Scientists at the Ohio State University Comprehensive Cancer Center have developed a new method for measuring genetic variability within a tumor that might one day help doctors identify patients with aggressive cancers that are more likely to resist therapy.
Researchers used a new scoring technique they developed called MATH (mutant-allele tumor heterogeneity) to measure the genetic variability among cancer cells within tumors from 305 patients with head and neck cancer. High MATH scores corresponded to tumors with many differences among the gene mutations present in different cancer cells.
Cancers that showed high genetic variability, i.e., "intra-tumor heterogeneity," correlated with lower patient survival. If prospective studies verify the findings, MATH scores could help identify the most effective treatment for patients and predict a patient's prognosis.
It’s long been hypothesized that multiple sub-populations of mutated cells within a single cancer lead to worse clinical outcomes; however, oncologists do not use tumor heterogeneity to guide clinical care decisions or assess disease prognosis because there is no single, easy-to-implement method of doing so in clinical practice.
To address this need, James Rocco, M.D., Ph.D., and his colleagues developed MATH to make it easier for doctors to measure genetic variability in patients' tumors and to help guide treatment decisions. Their study (“Intra-tumor Genetic Heterogeneity and Mortality in Head and Neck Cancer: Analysis of Data from The Cancer Genome Atlas”), reported in PLOS Medicine, confirms that high genetic variability with a patient's tumor is related to increased mortality in head and neck squamous cell carcinoma.

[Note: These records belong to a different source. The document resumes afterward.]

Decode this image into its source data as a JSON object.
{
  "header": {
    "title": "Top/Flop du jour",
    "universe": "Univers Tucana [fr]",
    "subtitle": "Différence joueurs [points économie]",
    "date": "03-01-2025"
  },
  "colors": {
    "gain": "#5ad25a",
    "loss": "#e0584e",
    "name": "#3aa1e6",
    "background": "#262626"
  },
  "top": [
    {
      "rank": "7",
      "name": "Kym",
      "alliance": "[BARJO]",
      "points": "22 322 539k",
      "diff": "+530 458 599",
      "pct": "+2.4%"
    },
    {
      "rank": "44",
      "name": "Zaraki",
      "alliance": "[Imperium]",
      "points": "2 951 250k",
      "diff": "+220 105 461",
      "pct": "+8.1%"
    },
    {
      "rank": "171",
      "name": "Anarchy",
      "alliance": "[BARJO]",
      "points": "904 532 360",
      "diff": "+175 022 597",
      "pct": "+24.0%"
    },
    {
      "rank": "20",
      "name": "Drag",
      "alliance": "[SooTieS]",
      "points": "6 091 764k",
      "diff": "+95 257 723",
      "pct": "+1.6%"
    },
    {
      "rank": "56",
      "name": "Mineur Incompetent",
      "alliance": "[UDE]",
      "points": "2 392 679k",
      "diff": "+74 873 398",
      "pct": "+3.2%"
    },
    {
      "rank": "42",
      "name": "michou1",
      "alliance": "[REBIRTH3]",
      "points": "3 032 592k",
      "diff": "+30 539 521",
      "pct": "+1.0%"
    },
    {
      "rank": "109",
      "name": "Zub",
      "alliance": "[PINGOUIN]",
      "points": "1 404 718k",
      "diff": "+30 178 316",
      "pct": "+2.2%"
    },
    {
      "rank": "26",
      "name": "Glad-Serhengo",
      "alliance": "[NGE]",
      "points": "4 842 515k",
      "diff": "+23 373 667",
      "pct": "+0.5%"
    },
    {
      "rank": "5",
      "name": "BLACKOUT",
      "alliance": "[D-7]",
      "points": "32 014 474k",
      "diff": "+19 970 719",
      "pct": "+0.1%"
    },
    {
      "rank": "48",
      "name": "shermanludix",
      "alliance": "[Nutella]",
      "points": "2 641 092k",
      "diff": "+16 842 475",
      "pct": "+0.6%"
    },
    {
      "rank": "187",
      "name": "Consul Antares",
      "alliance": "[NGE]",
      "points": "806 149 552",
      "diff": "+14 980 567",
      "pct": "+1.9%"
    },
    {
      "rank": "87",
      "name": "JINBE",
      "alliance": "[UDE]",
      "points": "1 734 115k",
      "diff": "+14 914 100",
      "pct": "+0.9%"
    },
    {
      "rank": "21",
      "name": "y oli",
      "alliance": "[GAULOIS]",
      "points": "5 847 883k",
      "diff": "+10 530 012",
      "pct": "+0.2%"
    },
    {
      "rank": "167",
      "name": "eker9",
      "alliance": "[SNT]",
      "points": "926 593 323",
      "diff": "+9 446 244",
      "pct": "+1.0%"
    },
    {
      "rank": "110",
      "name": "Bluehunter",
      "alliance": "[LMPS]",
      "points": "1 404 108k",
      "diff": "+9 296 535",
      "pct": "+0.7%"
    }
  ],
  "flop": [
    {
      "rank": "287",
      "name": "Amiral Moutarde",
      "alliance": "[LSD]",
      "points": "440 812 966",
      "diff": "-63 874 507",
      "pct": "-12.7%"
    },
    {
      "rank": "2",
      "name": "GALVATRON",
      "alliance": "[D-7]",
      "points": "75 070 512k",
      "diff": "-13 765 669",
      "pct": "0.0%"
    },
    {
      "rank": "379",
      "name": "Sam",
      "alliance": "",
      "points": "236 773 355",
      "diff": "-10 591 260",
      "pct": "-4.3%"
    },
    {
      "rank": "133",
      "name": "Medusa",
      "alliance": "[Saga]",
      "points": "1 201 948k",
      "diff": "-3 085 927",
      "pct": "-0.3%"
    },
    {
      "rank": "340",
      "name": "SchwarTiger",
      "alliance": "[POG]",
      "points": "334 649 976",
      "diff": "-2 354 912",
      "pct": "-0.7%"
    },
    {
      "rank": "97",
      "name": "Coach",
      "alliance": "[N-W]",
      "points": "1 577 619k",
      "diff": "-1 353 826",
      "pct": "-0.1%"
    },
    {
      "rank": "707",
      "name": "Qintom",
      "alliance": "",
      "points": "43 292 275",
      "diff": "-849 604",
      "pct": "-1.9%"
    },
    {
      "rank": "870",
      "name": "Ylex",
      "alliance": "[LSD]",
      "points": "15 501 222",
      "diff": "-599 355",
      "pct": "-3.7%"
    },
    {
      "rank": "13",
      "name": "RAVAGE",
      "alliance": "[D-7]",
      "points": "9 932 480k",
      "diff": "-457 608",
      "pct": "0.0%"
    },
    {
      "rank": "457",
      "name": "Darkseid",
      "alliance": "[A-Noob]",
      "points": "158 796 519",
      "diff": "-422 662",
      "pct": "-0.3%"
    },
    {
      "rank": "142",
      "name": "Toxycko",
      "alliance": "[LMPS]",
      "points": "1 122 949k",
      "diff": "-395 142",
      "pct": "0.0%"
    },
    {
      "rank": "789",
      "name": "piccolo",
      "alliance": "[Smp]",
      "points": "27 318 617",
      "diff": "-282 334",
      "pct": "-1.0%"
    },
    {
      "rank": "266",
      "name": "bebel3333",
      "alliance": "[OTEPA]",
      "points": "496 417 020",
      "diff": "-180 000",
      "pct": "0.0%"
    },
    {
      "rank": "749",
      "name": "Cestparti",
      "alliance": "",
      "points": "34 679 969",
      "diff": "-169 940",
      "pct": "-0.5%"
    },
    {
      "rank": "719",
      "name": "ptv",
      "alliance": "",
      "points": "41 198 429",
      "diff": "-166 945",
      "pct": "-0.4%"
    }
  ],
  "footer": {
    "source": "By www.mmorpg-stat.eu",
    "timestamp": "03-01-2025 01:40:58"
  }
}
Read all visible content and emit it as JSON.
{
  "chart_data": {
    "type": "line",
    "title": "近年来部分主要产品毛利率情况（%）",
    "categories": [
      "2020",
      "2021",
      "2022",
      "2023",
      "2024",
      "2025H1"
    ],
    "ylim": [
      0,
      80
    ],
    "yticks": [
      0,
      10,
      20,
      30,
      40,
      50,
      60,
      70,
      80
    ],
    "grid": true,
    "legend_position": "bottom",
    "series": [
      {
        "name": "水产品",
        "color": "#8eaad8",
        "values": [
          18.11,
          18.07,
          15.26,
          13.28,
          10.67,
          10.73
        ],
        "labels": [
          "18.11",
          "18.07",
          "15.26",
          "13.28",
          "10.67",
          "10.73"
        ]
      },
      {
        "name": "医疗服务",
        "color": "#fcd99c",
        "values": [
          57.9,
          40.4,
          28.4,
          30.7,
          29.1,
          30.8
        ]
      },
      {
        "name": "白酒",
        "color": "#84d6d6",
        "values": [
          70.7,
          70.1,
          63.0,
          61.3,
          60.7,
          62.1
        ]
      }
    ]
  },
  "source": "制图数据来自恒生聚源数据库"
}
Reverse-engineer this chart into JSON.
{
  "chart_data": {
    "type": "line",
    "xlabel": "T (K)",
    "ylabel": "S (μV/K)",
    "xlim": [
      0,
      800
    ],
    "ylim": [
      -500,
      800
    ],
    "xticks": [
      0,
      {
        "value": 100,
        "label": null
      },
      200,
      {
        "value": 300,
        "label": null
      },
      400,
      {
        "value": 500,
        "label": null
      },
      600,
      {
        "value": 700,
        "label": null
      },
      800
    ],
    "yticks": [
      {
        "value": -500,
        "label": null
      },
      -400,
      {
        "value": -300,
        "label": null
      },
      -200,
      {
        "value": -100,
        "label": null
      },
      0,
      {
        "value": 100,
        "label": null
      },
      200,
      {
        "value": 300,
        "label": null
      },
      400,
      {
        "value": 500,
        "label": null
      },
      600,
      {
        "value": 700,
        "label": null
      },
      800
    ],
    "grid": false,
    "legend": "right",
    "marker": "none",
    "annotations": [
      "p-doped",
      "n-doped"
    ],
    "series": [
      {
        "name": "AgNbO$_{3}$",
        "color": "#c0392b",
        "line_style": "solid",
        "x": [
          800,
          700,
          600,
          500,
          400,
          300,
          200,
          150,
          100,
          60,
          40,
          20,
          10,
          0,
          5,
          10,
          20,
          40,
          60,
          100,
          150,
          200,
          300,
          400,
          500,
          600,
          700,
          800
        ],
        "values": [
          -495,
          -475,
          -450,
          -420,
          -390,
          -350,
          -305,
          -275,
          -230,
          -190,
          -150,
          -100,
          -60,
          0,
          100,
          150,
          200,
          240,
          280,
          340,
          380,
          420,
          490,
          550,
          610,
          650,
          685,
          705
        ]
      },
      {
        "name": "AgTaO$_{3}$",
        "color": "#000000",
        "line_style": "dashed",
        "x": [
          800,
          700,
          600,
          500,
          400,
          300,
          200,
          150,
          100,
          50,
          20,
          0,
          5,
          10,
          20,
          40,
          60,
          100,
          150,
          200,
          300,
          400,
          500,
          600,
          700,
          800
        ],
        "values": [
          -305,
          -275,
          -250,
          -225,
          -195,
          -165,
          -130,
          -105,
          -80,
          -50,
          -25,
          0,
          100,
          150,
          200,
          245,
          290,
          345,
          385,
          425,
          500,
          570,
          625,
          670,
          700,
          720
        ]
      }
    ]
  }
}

"Genetic variability within tumors is likely why people fail treatment," says Dr. Rocco, professor and John and Mary Alford Chair of Head and Neck Surgery. "In patients who have high heterogeneity tumors it is likely that there are several clusters of underlying mutations, in the same tumor, driving the cancer. So their tumors are likely to have some cells that are already resistant to any particular therapy."
For the current study, Dr. Rocco and his team used the MATH tool to analyze retrospective data from 305 head and neck squamous cell carcinoma patients from The Cancer Genome Atlas (TCGA). This NIH repository of publicly available data was launched in 2006 as a pilot project and now includes samples from more than 11,000 patients across 33 tumor types. The MATH score was calculated from data obtained by TCGA via whole-exome sequencing.
Researchers confirmed that high intra-tumor heterogeneity was related to increased mortality in this sub segment of patients. Each 10% increase in MATH score corresponded to an 8.8% increased likelihood of death.
“To our knowledge this study is the first to combine data from hundreds of patients, treated at multiple institutions, to document a relation between intra-tumor heterogeneity and overall survival in any type of cancer,” wrote the investigators. “We suggest applying the simply calculated MATH metric of heterogeneity to prospective studies of HNSCC and other tumor types.”